I was so caught up in how bleak this rehab center was that I didn’t recognize the privileged environment in which I’d landed. As far as I can remember, the rooftop gang all had some kind of health insurance and family support that made it possible to stay in this place of care for several months. Despite my complaints, the majority of those who cared for us were attentive and kind. They were not saddled with too many responsibilities that wore down the workers in other healthcare facilities. They had equipment, resources, research capabilities at their fingertips, and the real estate to provide the best treatment.
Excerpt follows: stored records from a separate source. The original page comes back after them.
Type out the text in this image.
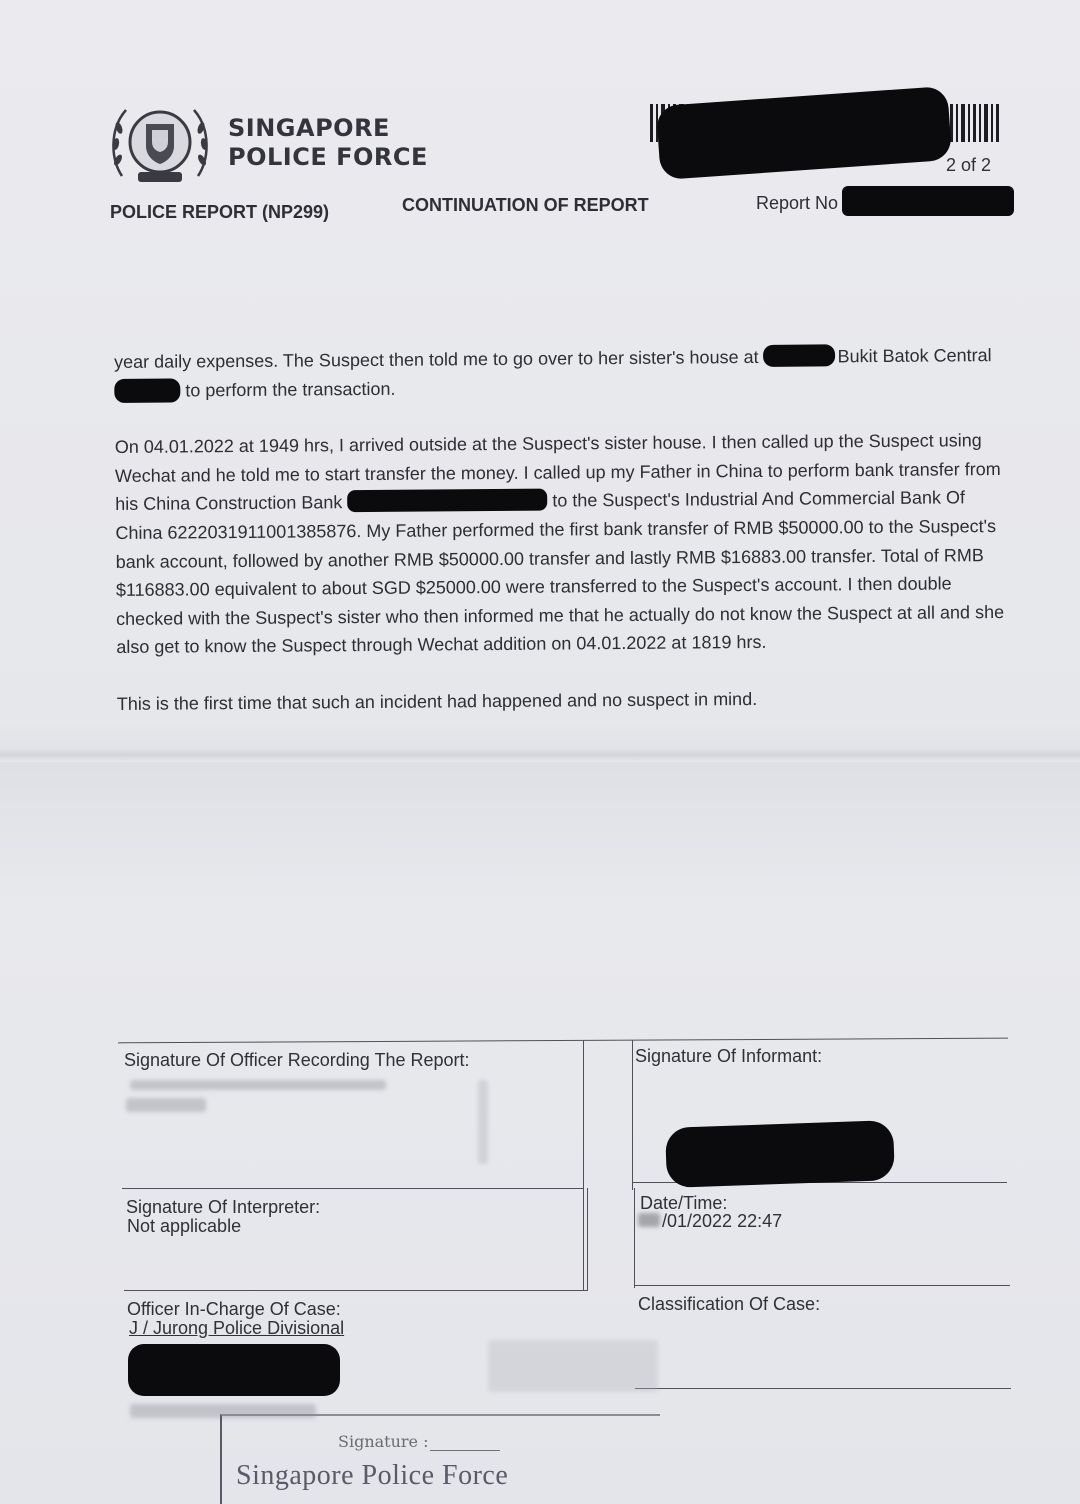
SINGAPORE
POLICE FORCE
POLICE REPORT (NP299)	CONTINUATION OF REPORT	Report No
2 of 2

year daily expenses. The Suspect then told me to go over to her sister's house at	Bukit Batok Central  to perform the transaction.

On 04.01.2022 at 1949 hrs, I arrived outside at the Suspect's sister house. I then called up the Suspect using Wechat and he told me to start transfer the money. I called up my Father in China to perform bank transfer from his China Construction Bank	to the Suspect's Industrial And Commercial Bank Of China 6222031911001385876. My Father performed the first bank transfer of RMB $50000.00 to the Suspect's bank account, followed by another RMB $50000.00 transfer and lastly RMB $16883.00 transfer. Total of RMB $116883.00 equivalent to about SGD $25000.00 were transferred to the Suspect's account. I then double checked with the Suspect's sister who then informed me that he actually do not know the Suspect at all and she also get to know the Suspect through Wechat addition on 04.01.2022 at 1819 hrs.

This is the first time that such an incident had happened and no suspect in mind.

Signature Of Officer Recording The Report:	Signature Of Informant:
Signature Of Interpreter:
Not applicable
Date/Time:
/01/2022 22:47
Officer In-Charge Of Case:
J / Jurong Police Divisional
Classification Of Case:
Signature :
Singapore Police Force
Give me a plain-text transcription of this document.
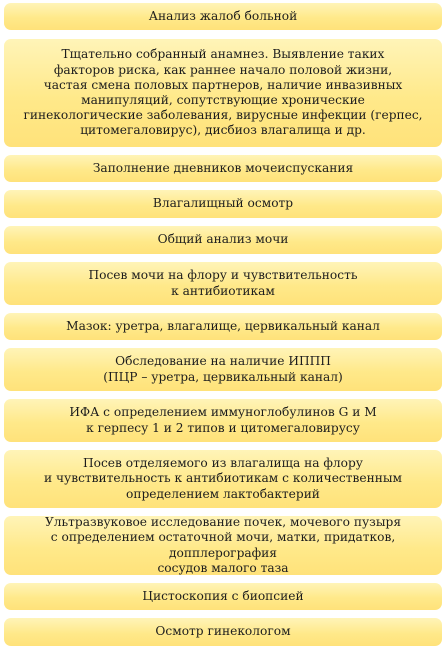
Анализ жалоб больной
Тщательно собранный анамнез. Выявление таких
факторов риска, как раннее начало половой жизни,
частая смена половых партнеров, наличие инвазивных
манипуляций, сопутствующие хронические
гинекологические заболевания, вирусные инфекции (герпес,
цитомегаловирус), дисбиоз влагалища и др.
Заполнение дневников мочеиспускания
Влагалищный осмотр
Общий анализ мочи
Посев мочи на флору и чувствительность
к антибиотикам
Мазок: уретра, влагалище, цервикальный канал
Обследование на наличие ИППП
(ПЦР – уретра, цервикальный канал)
ИФА с определением иммуноглобулинов G и M
к герпесу 1 и 2 типов и цитомегаловирусу
Посев отделяемого из влагалища на флору
и чувствительность к антибиотикам с количественным
определением лактобактерий
Ультразвуковое исследование почек, мочевого пузыря
с определением остаточной мочи, матки, придатков, допплерография
сосудов малого таза
Цистоскопия с биопсией
Осмотр гинекологом
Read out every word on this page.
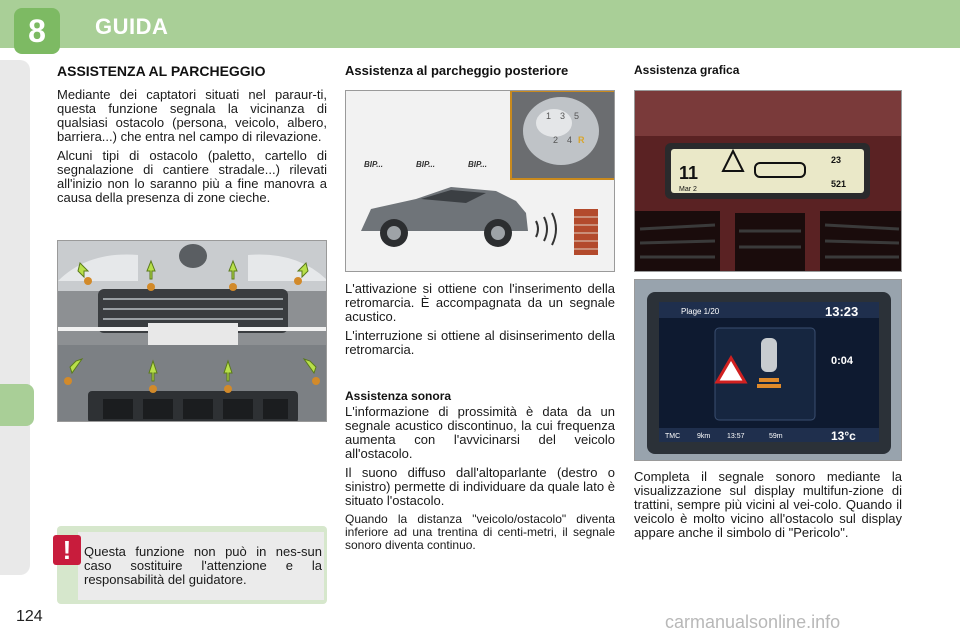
8	GUIDA
ASSISTENZA AL PARCHEGGIO

Mediante dei captatori situati nel paraur-ti, questa funzione segnala la vicinanza di qualsiasi ostacolo (persona, veicolo, albero, barriera...) che entra nel campo di rilevazione.

Alcuni tipi di ostacolo (paletto, cartello di segnalazione di cantiere stradale...) rilevati all'inizio non lo saranno più a fine manovra a causa della presenza di zone cieche.

! Questa funzione non può in nes-sun caso sostituire l'attenzione e la responsabilità del guidatore.
Assistenza al parcheggio posteriore
1 3 5
2 4 R
BIP...	BIP...	BIP...

L'attivazione si ottiene con l'inserimento della retromarcia. È accompagnata da un segnale acustico.

L'interruzione si ottiene al disinserimento della retromarcia.

Assistenza sonora

L'informazione di prossimità è data da un segnale acustico discontinuo, la cui frequenza aumenta con l'avvicinarsi del veicolo all'ostacolo.

Il suono diffuso dall'altoparlante (destro o sinistro) permette di individuare da quale lato è situato l'ostacolo.

Quando la distanza "veicolo/ostacolo" diventa inferiore ad una trentina di centi-metri, il segnale sonoro diventa continuo.

Assistenza grafica
11
Mar 2
23
521
Plage 1/20	13:23
0:04
TMC 9km 13:57	59m	13°c

Completa il segnale sonoro mediante la visualizzazione sul display multifun-zione di trattini, sempre più vicini al vei-colo. Quando il veicolo è molto vicino all'ostacolo sul display appare anche il simbolo di "Pericolo".

124	carmanualsonline.info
The racial makeup of the place was pretty easy to observe. The patients, doctors, physical therapists, social workers and such were almost exclusively white. The aides both in PT and the nurses’ aides on the floor were mostly people of color. We were there to rehabilitate our bodies, but we knew immediately the loss was larger than that. Sometimes we would talk about how we were now like the people we had previously felt pity for and distanced ourselves from.
We knew enough to know we would now be declassified in the outside world, and I think that is why we were particularly kind to one another, and tried to make each other laugh on gloomy days. I had never been close enough to disabled people to know that they could amuse and mystify me. Care for and comfort me. And that they could, like the cute new guy down the hall from me in 401, make me tingle all over.
My family and friends, though, were flooded with thoughts of the devastation to my body. “She’s lost so much.”: “She is damaged beyond repair.” “What will become of her?” I asked these questions too, but, somehow, I sensed there was something urgent to do, and possible in this body as it was.
The answers I found, and continue to find some fifty plus years later, come from living deep in community with the disabled people I have met in this time. Those working women I first met with, whose early demands paved the way for the accessible buses that I now ride everywhere. The rooftop gang who encouraged each other to say “I want” and not just “I need.” And since that time, there are the many people I’ve met who defied the authority of doctors, and who have challenged legislators, educators, and other gatekeepers who, like the doctors, said “It is my decision to make.”
I dug way back to these memories of my first year on the job to reveal the roots of my thinking about disability. Of course, the seeds were planted long before that when it was pronounced at my birth that I was all intact—fingers, toes, and the remaining parts—and celebrated from that moment forward as an exemplar of form and function. I was taught, in lessons so subliminal I’m sure they barely registered consciously, that those who were not so endowed were among the unfortunates of the world.
I was accustomed to the freedoms and liberties of that nondisabled existence, along with those accrued from whiteness and my family’s economic stability. Once I landed on the other side, however, I feared that I would lose my foothold in the nondisabled world. I learned quickly how precarious my new position was socially and politically, but I brought with me numerous guaranties of safety, and the baked-in expectation that the world would favor me.
This smoothed the way as I began to navigate my new existence. I lived on my own and learned to drive. I gained a college and then graduate school education. I made new friends, found work, and met a loving, magnificent partner, David.
This upward trajectory wasn’t seamless, as this synopsis would indicate.